08 dez, 2021
Por Betania Tanure
Cidadãos de primeira e de segunda classes
A colunista Betania Tanure escreve sobre a importância de incluir nas discussões de gestão de pessoas os profissionais que não têm a possibilidade de fazer o home office
Uma questão tem me inquietado na importante discussão sobre a escolha entre o home office e o presencial. Para quem não viu os resultados de nossa última pesquisa, trago uma breve síntese: quanto mais alto o cargo do executivo, maior a percepção de que o trabalho em casa compromete a produtividade. Outro efeito evidente dessa escolha é que a cola entre as pessoas, e delas com a empresa, já entrou no “cheque especial” da cultura. E eu acrescentaria um terceiro: a tela traz limites à boa gestão do conhecimento e do desenvolvimento.

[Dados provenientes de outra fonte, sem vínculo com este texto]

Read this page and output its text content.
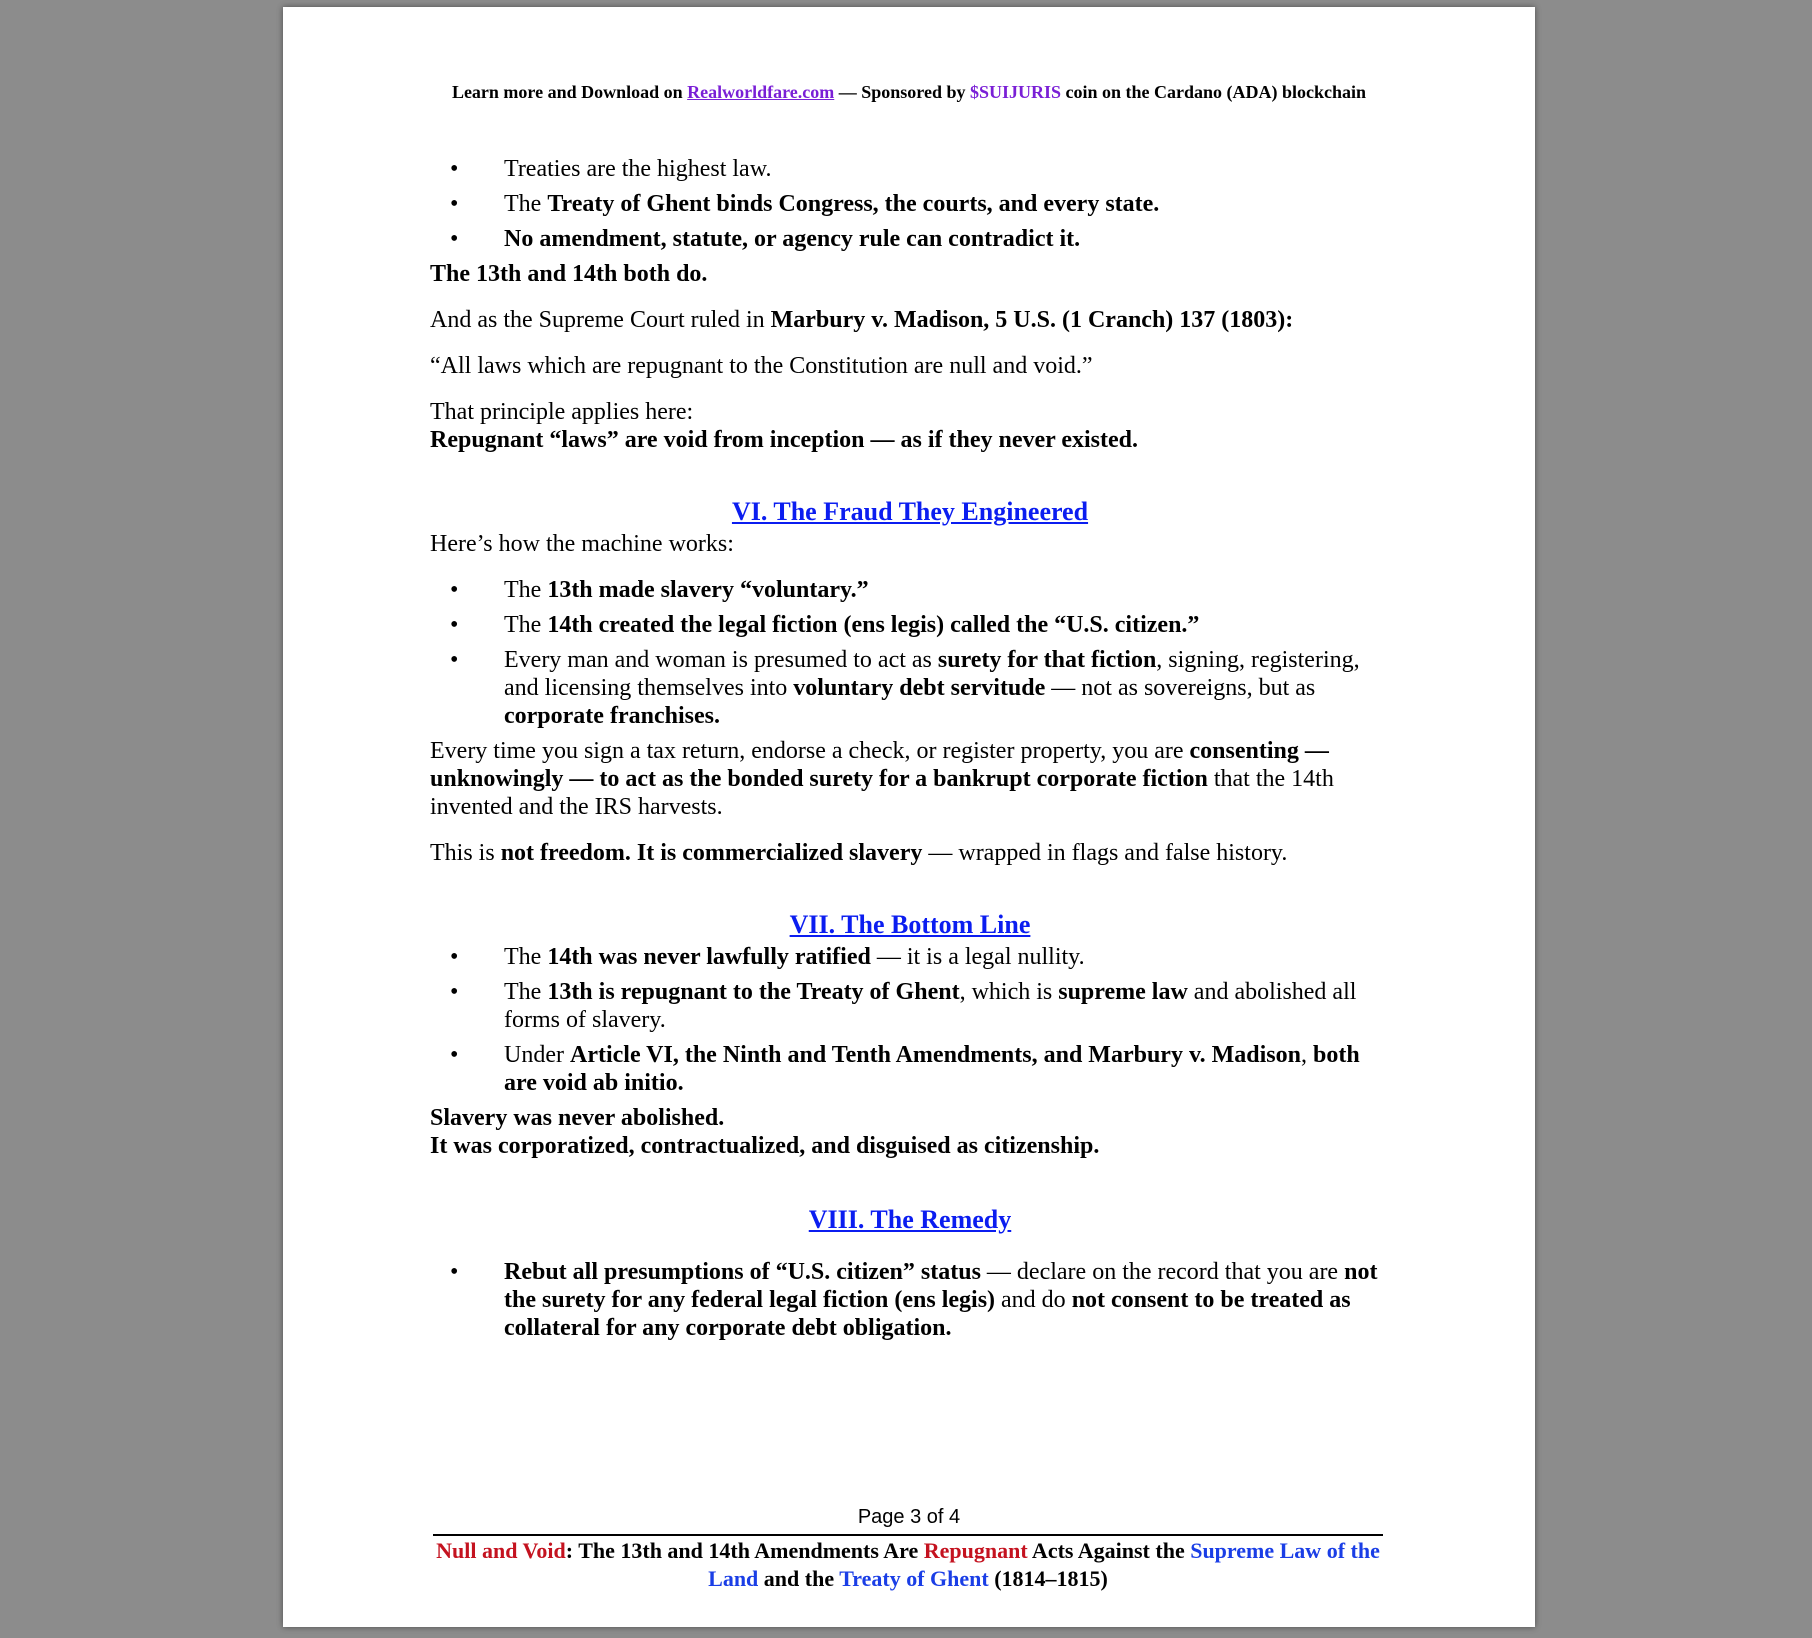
Learn more and Download on Realworldfare.com — Sponsored by $SUIJURIS coin on the Cardano (ADA) blockchain
• Treaties are the highest law.
• The Treaty of Ghent binds Congress, the courts, and every state.
• No amendment, statute, or agency rule can contradict it.

The 13th and 14th both do.

And as the Supreme Court ruled in Marbury v. Madison, 5 U.S. (1 Cranch) 137 (1803):

“All laws which are repugnant to the Constitution are null and void.”

That principle applies here:

Repugnant “laws” are void from inception — as if they never existed.

VI. The Fraud They Engineered

Here’s how the machine works:

• The 13th made slavery “voluntary.”
• The 14th created the legal fiction (ens legis) called the “U.S. citizen.”
• Every man and woman is presumed to act as surety for that fiction, signing, registering, and licensing themselves into voluntary debt servitude — not as sovereigns, but as corporate franchises.

Every time you sign a tax return, endorse a check, or register property, you are consenting — unknowingly — to act as the bonded surety for a bankrupt corporate fiction that the 14th invented and the IRS harvests.

This is not freedom. It is commercialized slavery — wrapped in flags and false history.

VII. The Bottom Line
• The 14th was never lawfully ratified — it is a legal nullity.
• The 13th is repugnant to the Treaty of Ghent, which is supreme law and abolished all forms of slavery.
• Under Article VI, the Ninth and Tenth Amendments, and Marbury v. Madison, both are void ab initio.

Slavery was never abolished.

It was corporatized, contractualized, and disguised as citizenship.

VIII. The Remedy
• Rebut all presumptions of “U.S. citizen” status — declare on the record that you are not the surety for any federal legal fiction (ens legis) and do not consent to be treated as collateral for any corporate debt obligation.
Page 3 of 4
Null and Void: The 13th and 14th Amendments Are Repugnant Acts Against the Supreme Law of the Land and the Treaty of Ghent (1814–1815)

Deve-se dar atenção especial aos jovens, que, embora se relacionem com tecnologias de outra forma, pois já nasceram na era digital, hoje perdem a chance da aprendizagem tácita, da construção de relacionamentos que possam ir além da tela. Perdem acolhimento, interação, a amplitude de conhecimento mútuo que só a linguagem corporal permite. Talvez essa discussão esteja obnubilada, pois não discute o home office quando deveria ser discutido o tipo de vínculo que esse jovem quer ter com a empresa. Essa, sim, uma mudança geracional relevante.
Mas o ponto de análise aqui é a inclusão de cidadãos, ou melhor, de colaboradores, que não pertencem ao grupo hoje contemplado com o trabalho em casa. Uma discussão invade a pauta da liderança, dos RHs, as conversas: “Quero ficar em home office e preservar a qualidade de minha vida pessoal, caso contrário mudo de empresa”.
Independentemente da pertinência dessa discussão, vale lembrar que 89% da população ocupada não trabalha em casa, segundo o Ipea. Atua na área de logística, linhas de produção industrial, na linha de frente do sistema de saúde e de tantos outros setores. A maioria, portanto, das pessoas que trabalham não estão em home office! Imagine se não parece hipócrita para esses profissionais a discussão que invade a agenda da liderança. Pense no sentimento dessas pessoas ao perceber que elas, 89%, parecem estar fora do centro de discussão das novas políticas da empresa. Pense que a discussão sobre benefícios abrange quem trabalha em casa, e não quem nos momentos mais críticos da pandemia se arriscou saindo de casa. Seriam colaboradores de segunda classe?
Vale um alerta: não podemos ter a sensação de cidadãos de primeira e de segunda classe. Integre as duas discussões. Reveja, sim, a política de quem tem de se manter no presencial. Perceba que o mecanismo organizacional é diferente: a complexidade de gestão aumenta, indicadores mudam, símbolos e rituais devem ser revistos, a forma de “manter a cola e a cultura” se altera.
Hoje, liderar é mais complexo. Daqui para frente, surgirão modos diferentes de gerir pessoas e cultura. Deve-se considerar que, embora o home office alargue as possibilidades de trabalho, passa-se a disputar os processos seletivos com pessoas que moram em outras partes do mundo. Tudo isso se dá em um momento em que a pandemia nos pede atenção para não se repetir no Brasil o que ocorre em países da Europa. Estamos todos ávidos de “aglomerações afetivas”, mas temos de ser racionais também. A pandemia, infelizmente, ainda não acabou. Temos de criar meios seguros de nos relacionar, de evitar a polarização na discussão sobre home office e presencial e, por fim, é fundamental incluir os 89% nas discussões!
Por outro lado, o foco nas necessidades individuais do colaborador é tendência: esse é outro dado de nossa pesquisa. E na tentativa de calibrar esse foco com a visão empresarial corre-se o risco de ser taxado de antigo.
É clara a urgência de integrar as diferentes perspectivas. Que essa seja a nossa premissa em 2022: integração recheada de união, afeto e inovação, que vão gerar resultados admiráveis. Não tenha dúvida disso!